Advertisement
Share

This Grand Marshal Keeps Officials Hopping : Rose Parade: Kermit the Frog presented planners with unique challenges, requiring an elaborate array of cameras, a microphone and speakers.

TIMES STAFF WRITER

If you think it’s not easy being green, try being the Green One’s handler during the Rose Parade.

In order for Kermit the Frog to thrill crowds as this year’s Rose Parade grand marshal, 6-foot, 4-inch puppeteer Steve Whitmire will have to spend three hours squished into the tarp-covered back seat of a 1948 Lincoln Continental cabriolet, lying on his back with his bent knees off to the side and a microphone strapped to his head.

Every other year, the Tournament of Roses Committee has faced nothing more difficult in coordinating the grand marshal’s transportation than getting the celebrity into the car on time and praying he or she had waving stamina.

Advertisement

But Kermit provides unique challenges to an event that thrives on complex staging. Have you ever thought about how to get a felt frog to flip a coin?

“You’re really coordinating with people still,” said tournament spokeswoman Caryn Eaves. “This just happens to be a real small, green, fuzzy person.”

A small, green, fuzzy person who gives phone interviews.

“It’s a special honor to be the first frog grand marshal,” Kermit told The Times (honest). “In the swamp, we’ve had a lot of grand marshes, but never a grand marshal.”

Tournament volunteers’ first task was to find a vintage car with an owner who would allow the modifications needed for the 27-inch green host.

Then they had to find a way to preserve Kermit’s image and still have him wave and talk to the crowd. After Riverside resident Roy Adcock stepped forward with his restored Lincoln convertible, the brainstorming began.

What they came up with is a system of microphones, speakers, cameras and a tarp large enough to hide the works. Kermit, they decided, will ride solo, sitting on the top of the back seat accompanied only by Adcock, the driver.

The flexible Whitmire will lie down in the back seat--which, unfortunately for Whitmire, is smaller than the back of a modern compact car--with a TV monitor on the floor, a bottle of water, and microphone headgear so his hands will be free.

Three tiny, car-mounted cameras, supplied by Henson Productions, will feed into the monitor so Whitmire can see left, right and straight ahead, allowing Kermit to “talk” to people watching the parade through speakers also mounted to the vehicle.

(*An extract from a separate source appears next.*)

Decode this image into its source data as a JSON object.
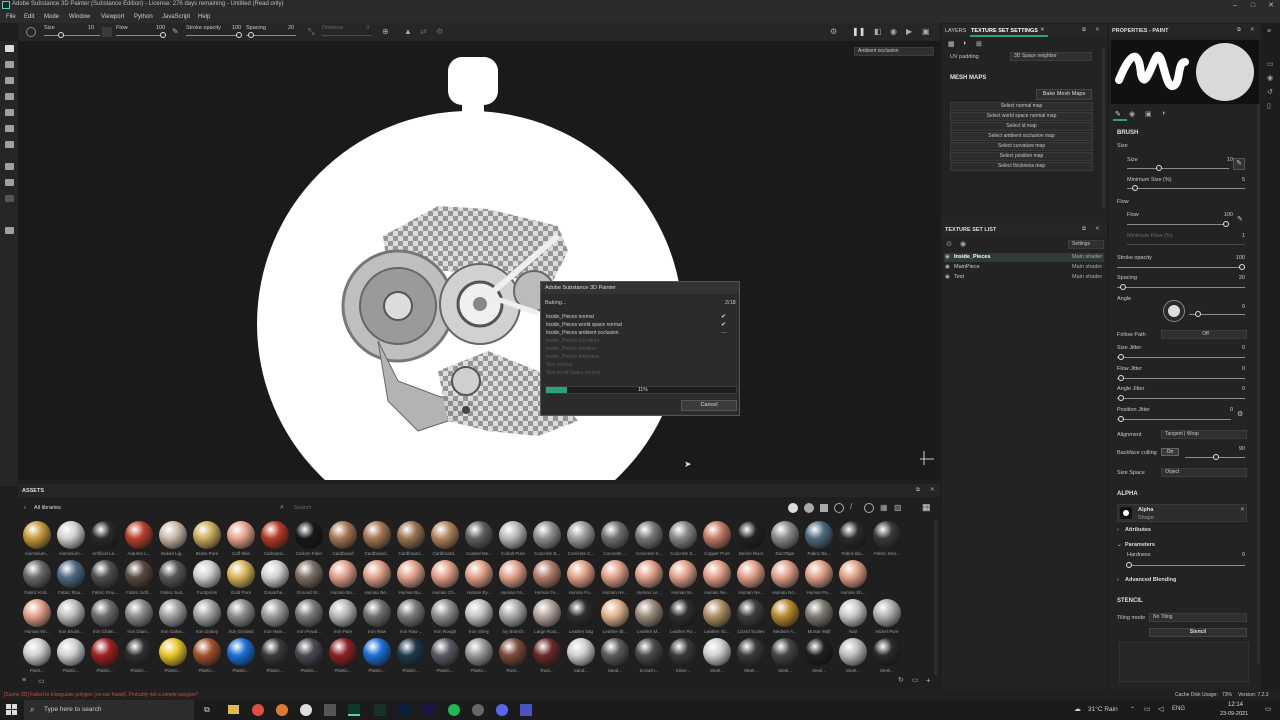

In previous years, grand marshals have complained that their arms got tired from the hours of waving. But at least they could switch hands. Whitmire will spend the parade with both arms straight up, working Kermit through a hole in the tarp.

The tarp is the same beige color as the convertible’s roof. Once it’s covered with the hundreds of flowers in shades of blue, purple and white to simulate a lily pond, the Lincoln will look like a two-seater car, with Kermit sitting on the trunk.

“Everyone thinks this is going to work,” said veteran tournament volunteer Libby Evans Wright, who, among other things, is in charge of Kermit’s car. “As long as they feel comfortable, we feel comfortable.”

Kermit’s carriage was just part of the planning. Volunteers spent months trying to find a way for Kermit to take part in perhaps the most sacred job of the grand marshal: the coin toss to determine which team kicks off at the Rose Bowl.

Working with the Henson people, they toyed with the option of modifying Kermit’s hands and then taping the coin down.

But there still was no way for Kermit to actually toss the coin, so Plan B was to have a child accompany Kermit to the bowl, take the coin from him and actually make the toss.

They finally decided on Plan C: Ditch the frog, ditch the kid in favor of someone more likely to be able to carry out the duty. Jane Henson, the widow of Muppet creator Jim Henson, said she would be honored to take part.

So after giving Whitmire a chance to stretch his legs, Kermit and Henson will come onto the field in the same Lincoln, the only way tournament workers could figure out to get him there.

“You try to save the mystique of Kermit, and there is just no other way to do that in the middle of the Rose Bowl,” Wright said.

The mystique of Kermit. OK.

After the toss, Kermit’s time is his own and it’s on to the VIP box--he’ll be carried in, out of the sight of fans--to watch the game.

He isn’t choosing sides.

“From personal experience,” Kermit said, “I’ve learned to never take sides in a game involving pigskin.”